Question

The base of a right pyramid is a regular hexagon whose area is 243 square cm. If the area of a side face of the pyramid is 46 square cm, what should be its volume (in cc.) in the nearest integer value? \[\]

Answer 1

Hint: We use formula for volume of pyramid $V=\dfrac{1}{3}bh$ where $b$ is that area of base and $h$ is height of pyramid. We are given $b=243$ and we have to find only $h$. We use the formula $6\times \dfrac{\sqrt{3}}{4}{{a}^{2}}$ for the area of regular hexagon and find its side $a$ of side face. We find apothem $p$ of regular hexagon as $p=\dfrac{\sqrt{3}}{2}a$ and the slant height of the pyramid using the given area of area of side face. We find the height of pyramid $h=\sqrt{{{l}^{2}}-{{p}^{2}}}$. \[\]

Complete step by step answer:
We know that a Pyramid is a polyhedron formed by connecting a polygonal base and a point, called the apex. Each base edge and apex form a triangle, called a lateral face. A right pyramid has its apex directly above the centroid of its base. A pyramid that has a regular polygon base is called a regular pyramid.
The volume of pyramid is given with $b$ as the area of the base and $h$ as the height of from the base to the apex also is given as
\[V=\dfrac{1}{3}bh\]
We are given the question that the base of a right pyramid is a regular hexagon whose area is 243 square cm which means $b=243$ square cm. The area of a side face of the pyramid is 46 square cm. We draw the rough figure of it below with O as the apex and ABCDEF as the base of a regular hexagonal base.
 

Here $l$ is the slant height dropped from apex on one of the sides (Here OH). The line segment GH is called apothem whose length we denote as $p$. \[\]
We know that area of regular hexagon with side $a$ is 6 times the area of equilateral triangle with side $a$ which means $6\times \dfrac{\sqrt{3}}{4}{{a}^{2}}$. So we have;
\[\begin{align}
  & 6\times \dfrac{\sqrt{3}}{4}{{a}^{2}}=243 \\
 & \Rightarrow {{a}^{2}}=\dfrac{243}{6}\times \dfrac{4}{\sqrt{3}} \\
 & \Rightarrow {{a}^{2}}=\dfrac{162}{\sqrt{3}}=93.53 \\
 & \Rightarrow a=9.67 \\
\end{align}\]
We observe the triangle OEF which is a die face of the pyramid with slant height $l=OH$ and base $a=EF=9.67$cm. We are given its area as 46 square cm. So we have;
\[\begin{align}
  & \dfrac{1}{2}\times l\times a=46 \\
 & \Rightarrow l=\dfrac{46\times 2}{a} \\
 & \Rightarrow l=\dfrac{92}{9.67}=9.81 \\
\end{align}\]
We can find the apothem $p$ as the height of equilateral triangle EGF as
\[p=\dfrac{\sqrt{3}}{2}a=\dfrac{\sqrt{3}}{2}\times 9.67=8.37\]
We use Pythagoras theorem in right angled triangle OGH to have;
\[\begin{align}
  & h=\sqrt{{{l}^{2}}-{{p}^{2}}} \\
 & \Rightarrow h=\sqrt{{{9.81}^{2}}-{{8.37}^{2}}} \\
 & \Rightarrow h=5.12 \\
\end{align}\]
So the volume of pyramid cubic cm is
\[V=\dfrac{1}{3}bh=\dfrac{1}{3}\times 243\times 5.12=414.44\]
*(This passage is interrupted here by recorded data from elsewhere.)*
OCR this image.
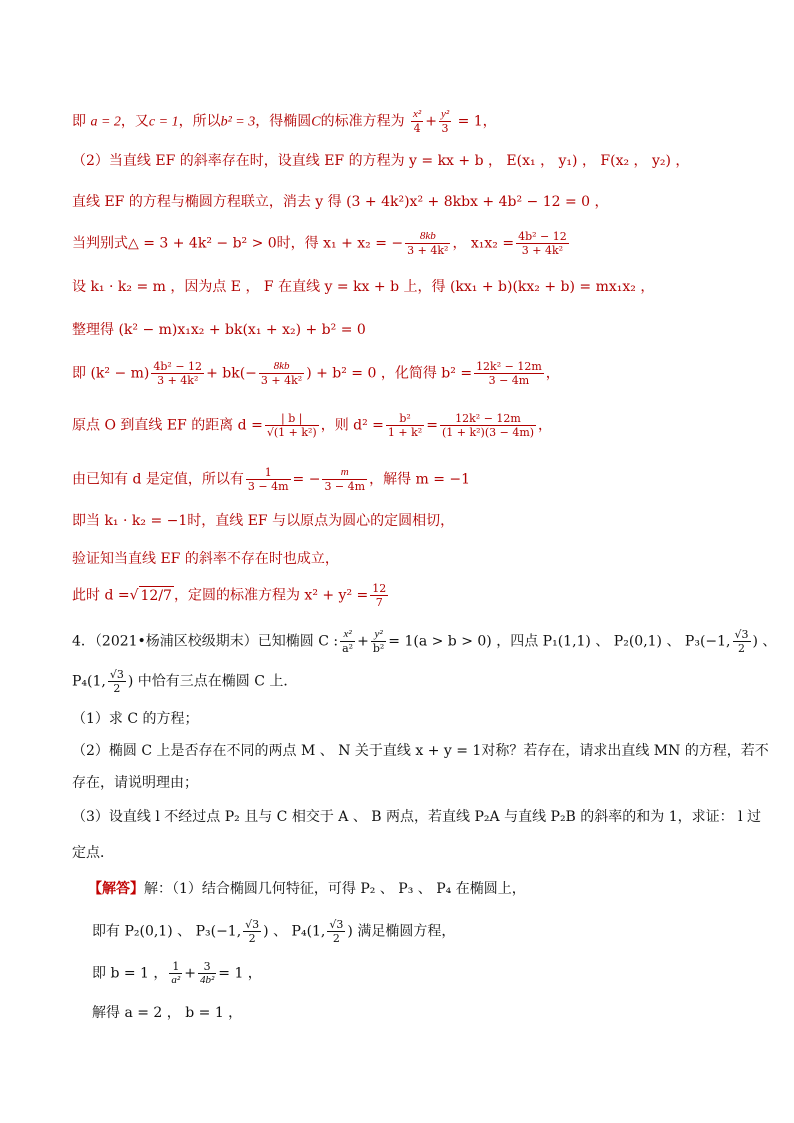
即 a = 2，又c = 1，所以b² = 3，得椭圆C的标准方程为 $\frac{\text{x²}}{4} + \frac{\text{y²}}{3} = 1$，
（2）当直线 EF 的斜率存在时，设直线 EF 的方程为 y = kx + b ， E(x₁ ， y₁) ， F(x₂ ， y₂) ，
直线 EF 的方程与椭圆方程联立，消去 y 得 (3 + 4k²)x² + 8kbx + 4b² − 12 = 0 ，
当判别式△ = 3 + 4k² − b² > 0时，得 x₁ + x₂ = − $\frac{8kb}{\text{3 + 4k²}}$ ， $x_1x_2 = \frac{\text{4b² − 12}}{\text{3 + 4k²}}$
设 k₁ · k₂ = m ，因为点 E ， F 在直线 y = kx + b 上，得 (kx₁ + b)(kx₂ + b) = mx₁x₂ ，
整理得 (k² − m)x₁x₂ + bk(x₁ + x₂) + b² = 0
即 $(k^2 - m) \frac{\text{4b² − 12}}{\text{3 + 4k²}} + bk(- \frac{8kb}{\text{3 + 4k²}}$ ) + b² = 0 ，化简得 $b^2 = \frac{\text{12k² − 12m}}{3 - 4m}$ ，
原点 O 到直线 EF 的距离 $d = \frac{| b |}{\text{√(1 + k²)}}$ ，则 $d^2 = \frac{\text{b²}}{\text{1 + k²}} = \frac{\text{12k² − 12m}}{\text{(1 + k²)(3 − 4m)}}$ ，
由已知有 d 是定值，所以有 $\frac{1}{3 - 4m}$ = − $\frac{m}{3 - 4m}$ ，解得 m = −1
即当 k₁ · k₂ = −1时，直线 EF 与以原点为圆心的定圆相切，
验证知当直线 EF 的斜率不存在时也成立，
此时 d =√ 12/7 ，定圆的标准方程为 $x^2 + y^2 = \frac{12}{7}$
4．（2021•杨浦区校级期末）已知椭圆 C : $\frac{\text{x²}}{\text{a²}} + \frac{\text{y²}}{\text{b²}} = 1(a > b > 0)$ ，四点 P₁(1,1) 、 P₂(0,1) 、 P₃(−1, $\frac{√3}{2}$ ) 、
P₄(1, $\frac{√3}{2}$ ) 中恰有三点在椭圆 C 上．
（1）求 C 的方程；
（2）椭圆 C 上是否存在不同的两点 M 、 N 关于直线 x + y = 1对称？若存在，请求出直线 MN 的方程，若不
存在，请说明理由；
（3）设直线 l 不经过点 P₂ 且与 C 相交于 A 、 B 两点，若直线 P₂A 与直线 P₂B 的斜率的和为 1，求证： l 过
定点．
【解答】解：（1）结合椭圆几何特征，可得 P₂ 、 P₃ 、 P₄ 在椭圆上，
即有 P₂(0,1) 、 P₃(−1, $\frac{√3}{2}$ ) 、 P₄(1, $\frac{√3}{2}$ ) 满足椭圆方程，
即 b = 1 ， $\frac{1}{\text{a²}} + \frac{3}{\text{4b²}} = 1$ ，
解得 a = 2 ， b = 1 ，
We round off to the nearest integer and have the volume of the pyramid as 414 cubic cm. \[\]

Note: We can alternatively solve using the base area with the apothem and side as $3pa$ and then the volume $pah$. Apothem is the perpendicular dropped from the centre of a regular polygon to the side. The regular polygon with $n$ sides at the centre divides the interior of the polygon into $n$ equilateral l triangles.